Figure 3. RA and Prednisolone effectively increase beta-cell proliferation under feeding metabolism.

(A) Schematic diagram for assessment of beta-cell proliferation. At 21 dpf, after feeding from 5–21 dpf with Kyowa N-250 (Kyowa), Tg(ins:mAG-zGeminin(1/100))^s947 larvae were treated with 1 µM retinoic acid or 10 µM prednisolone in 1% DMSO. The number of Tg(ins:H2BGFP)⁺ cells was counted at 22 dpf. (B) Tg(ins:mAG-zGeminin(1/100))^{s947 +} beta-cells were examined at 22 dpf using an epifluorescence microscope. Scale bar = 200 µm. A close up of the islet examined using a confocal microscope is shown in the inset. Scale bar = 10 µm. (C) Quantification of proliferating beta-cells per larva at 22 dpf. Error bars represent SEM. *P<0.05, and ***P<0.005 compared to DMSO-treated controls; n = 13–16 animals for each group.

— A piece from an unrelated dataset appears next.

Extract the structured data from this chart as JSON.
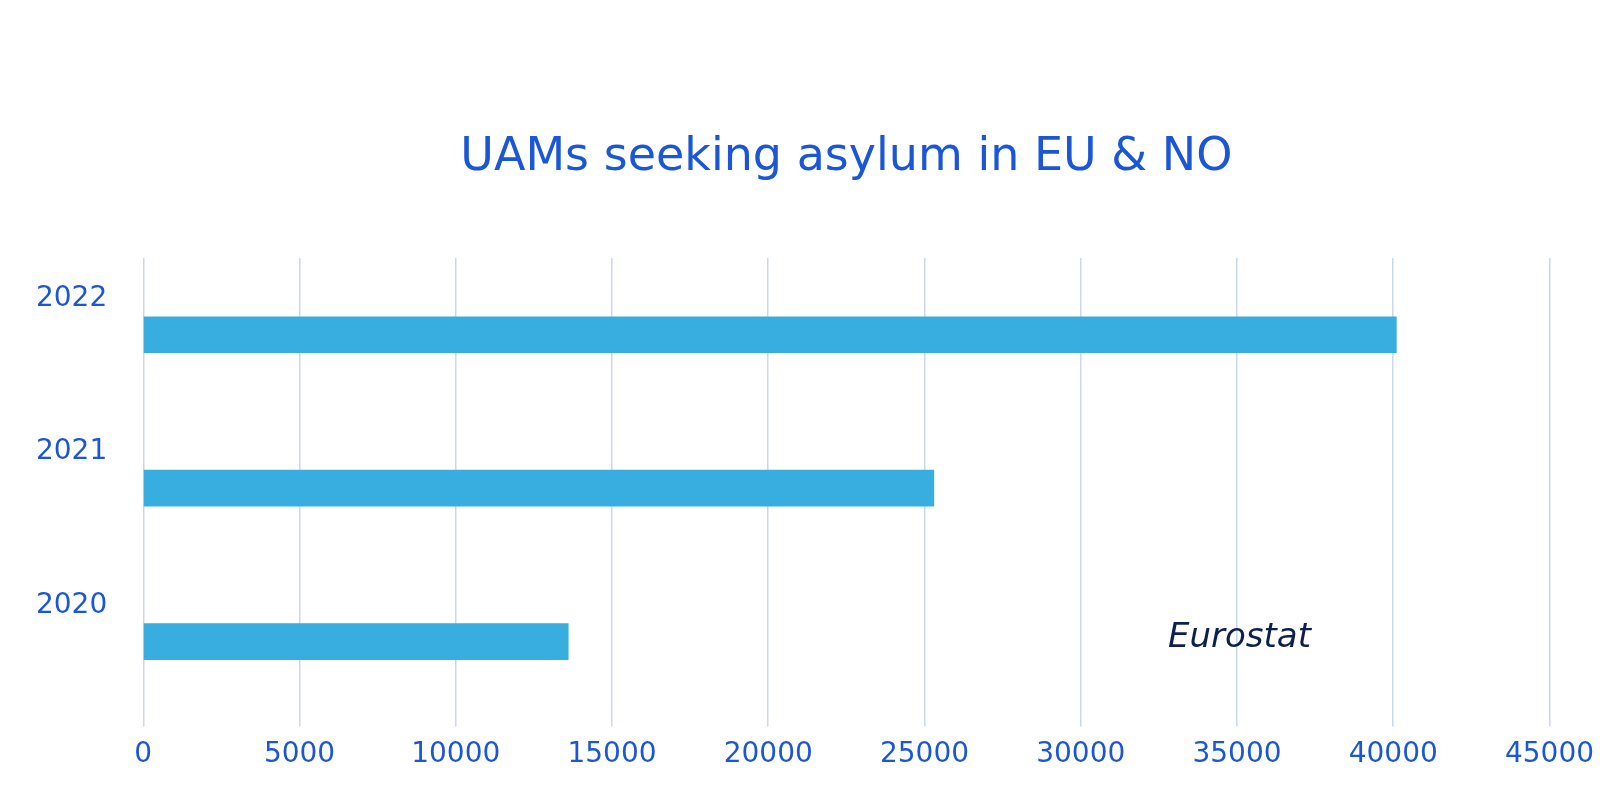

Figure 4. RA and Prednisolone but not Trazodone, enhance beta-cell regeneration.

(A) Schematic diagram for assessment of beta-cell regeneration. To examine beta-cell regeneration, we made use of the NTR/MTZ beta-cell ablation model. At 80 hpf, after ablating the beta-cells with MTZ from 50–80 hpf, Tg(ins:H2BGFP);Tg(ins:CFP-NTR) larvae were treated with the compounds for 48 h. The numbers of Tg(ins:H2BGFP)⁺ cells were counted at 128 hpf. (B) Confocal images of Tg(ins:H2BGFP)⁺ beta-cells in larvae treated with 1 µM retinoic acid, 10 µM trazodone, or 10 µM prednisolone in 1% DMSO at 128 hpf. Each image is a lateral view, anterior to the bottom and dorsal to the right. (C) Quantification of beta-cell regeneration per larva at 128 hpf, following treatment with hit compounds from 80–128 hpf. Error bars represent SEM. *P<0.05 compared to DMSO treated controls; n = 13–16 larvae for each group.